I have no doubt that Brisbane will be the big improver among the capital city markets in 2014. And, in terms of the states and territories, Queensland is where investors should be concentrating.

Brisbane ranked well down the list of capital cities for house price growth this year. Data for the end of the September Quarter had Brisbane fifth (ABS House Price Indexes), sixth (RP Data Home Value Index) and seventh (APM’s House Price Report), depending on whose figures you prefer.

Brisbane has lagged Sydney, Perth, Melbourne and Darwin in house price growth because of a triple whammy of events. As well as the national downturn that hit after 2010, there were the 2011 floods and later the extensive jobs and spending reductions by the State Government.

As 2013 has worn on, there has been gradually improving evidence of recovery in the Brisbane market. The ABS recorded a 4.1% rise in the Brisbane House Price Index in the 12 months to the end of September. I expect growth to build as we get into 2014.

One piece of supporting evidence is the significant rise in sales volumes in many Brisbane suburbs.
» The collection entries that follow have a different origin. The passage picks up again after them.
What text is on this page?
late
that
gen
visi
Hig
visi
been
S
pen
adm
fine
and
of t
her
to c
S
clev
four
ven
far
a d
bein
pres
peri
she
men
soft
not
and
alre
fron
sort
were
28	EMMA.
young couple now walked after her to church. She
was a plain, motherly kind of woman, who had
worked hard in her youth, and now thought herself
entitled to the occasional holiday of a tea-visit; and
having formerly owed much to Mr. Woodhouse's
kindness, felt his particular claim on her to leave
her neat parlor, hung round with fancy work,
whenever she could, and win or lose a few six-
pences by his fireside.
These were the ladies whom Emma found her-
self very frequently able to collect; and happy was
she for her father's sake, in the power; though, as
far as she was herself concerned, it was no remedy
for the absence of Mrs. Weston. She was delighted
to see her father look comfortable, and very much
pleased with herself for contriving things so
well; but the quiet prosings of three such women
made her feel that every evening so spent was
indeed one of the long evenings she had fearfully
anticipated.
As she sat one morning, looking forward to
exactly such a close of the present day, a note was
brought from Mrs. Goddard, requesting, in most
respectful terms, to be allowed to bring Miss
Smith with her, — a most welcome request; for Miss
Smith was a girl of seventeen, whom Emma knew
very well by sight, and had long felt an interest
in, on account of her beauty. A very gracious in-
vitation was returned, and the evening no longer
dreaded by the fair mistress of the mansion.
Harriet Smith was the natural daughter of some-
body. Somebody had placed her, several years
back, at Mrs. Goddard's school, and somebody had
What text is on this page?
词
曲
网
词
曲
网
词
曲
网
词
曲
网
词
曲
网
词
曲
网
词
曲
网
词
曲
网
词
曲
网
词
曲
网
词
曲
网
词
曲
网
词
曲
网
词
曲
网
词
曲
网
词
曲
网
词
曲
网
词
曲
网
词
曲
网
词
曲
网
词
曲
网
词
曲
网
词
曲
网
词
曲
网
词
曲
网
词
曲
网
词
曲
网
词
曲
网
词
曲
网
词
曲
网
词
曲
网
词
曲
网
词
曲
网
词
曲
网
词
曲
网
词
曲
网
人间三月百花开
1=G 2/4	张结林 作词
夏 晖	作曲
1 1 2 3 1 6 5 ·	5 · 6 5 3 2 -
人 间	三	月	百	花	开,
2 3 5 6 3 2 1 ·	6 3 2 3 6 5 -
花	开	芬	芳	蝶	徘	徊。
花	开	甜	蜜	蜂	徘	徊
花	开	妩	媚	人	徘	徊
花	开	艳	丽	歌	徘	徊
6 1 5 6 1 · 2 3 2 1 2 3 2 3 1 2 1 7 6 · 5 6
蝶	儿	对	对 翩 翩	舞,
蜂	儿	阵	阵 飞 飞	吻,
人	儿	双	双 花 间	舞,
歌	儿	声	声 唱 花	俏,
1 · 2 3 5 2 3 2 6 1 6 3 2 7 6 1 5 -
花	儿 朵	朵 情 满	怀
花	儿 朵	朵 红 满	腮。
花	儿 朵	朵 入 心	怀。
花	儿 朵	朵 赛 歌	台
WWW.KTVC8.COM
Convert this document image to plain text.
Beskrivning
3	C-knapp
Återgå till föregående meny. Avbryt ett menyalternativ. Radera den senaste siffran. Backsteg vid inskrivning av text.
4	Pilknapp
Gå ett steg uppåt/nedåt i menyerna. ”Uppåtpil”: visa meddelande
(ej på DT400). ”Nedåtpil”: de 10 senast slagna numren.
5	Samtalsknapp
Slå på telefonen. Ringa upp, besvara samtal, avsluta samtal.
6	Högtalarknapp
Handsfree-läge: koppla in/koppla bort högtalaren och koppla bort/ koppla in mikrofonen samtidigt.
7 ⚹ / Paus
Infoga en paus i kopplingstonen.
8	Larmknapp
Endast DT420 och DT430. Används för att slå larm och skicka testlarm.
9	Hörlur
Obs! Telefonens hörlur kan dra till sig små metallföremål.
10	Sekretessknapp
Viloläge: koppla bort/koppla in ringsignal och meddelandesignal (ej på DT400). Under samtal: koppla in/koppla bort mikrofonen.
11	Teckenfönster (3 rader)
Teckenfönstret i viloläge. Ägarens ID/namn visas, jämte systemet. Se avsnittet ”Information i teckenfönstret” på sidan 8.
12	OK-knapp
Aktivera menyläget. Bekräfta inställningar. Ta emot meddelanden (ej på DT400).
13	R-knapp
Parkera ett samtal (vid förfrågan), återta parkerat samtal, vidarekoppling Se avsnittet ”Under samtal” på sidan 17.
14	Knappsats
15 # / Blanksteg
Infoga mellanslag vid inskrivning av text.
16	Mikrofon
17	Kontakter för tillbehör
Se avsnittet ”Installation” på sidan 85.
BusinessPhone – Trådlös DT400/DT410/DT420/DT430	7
Suburbs such as Alderley, Algester, Aspley, Bridgeman Downs, Carindale, Camp Hill, Clayfield, Darra, Deagon, Ferny Hills, Holland Park, Moorooka, Morningside, Nundah, Paddington and many of the suburbs of Ipswich City have recorded consecutive quarters of rising numbers of house sales, with the biggest uplift coming in the June Quarter.

Early results for the September Quarter (it takes time for all the sales to work through the system) suggest the pattern is continuing.

That sprinkling of suburbs listed as examples indicates that the recovery is widespread, including expensive and affordable suburbs, and locations in the inner, middle and outer rings of the Brisbane metropolitan area.

The suburb of Moorooka provides a good illustration of the pattern: for four consecutive quarters, the number of house sales has been 39, 46, 54 and 68. So far, median house price growth in the suburb has been moderate (about 7% in the past 12 months, according to APM figures). Why? Because there is usually a time lag before an uplift in sales volumes translates into strong price growth.

There’s evidence, too, that other Queensland markets are strongly mounting comebacks. That’s particularly so of regional economies based on tourism. Cairns, the Sunshine Coast and Hervey Bay have had struggling property markets for the past 3-4 years, because of their lack of economic diversity, a faltering tourism industry and dwelling over-supply.

Now, they’re all showing signs of recovery. Previous surpluses have been largely absorbed, there is increased spending on infrastructure and the tourism industry is strong again.

Other rising markets in Queensland include strong regional cities like Toowoomba, Townsville and Rockhampton.

Gladstone will take time to work through its over-supply issues and should be approached with caution in 2014. Both Mackay and Emerald have also suffered because an injection of new supply has coincided with a reduction in demand, while the Bowen Basin coal mining industry works through its problems with rising costs.

Of those central Queensland locations, Emerald is likely to recover first, as Galilee Basin coal projects get under way, with the State Government offering financial incentives to the first ventures to get under way.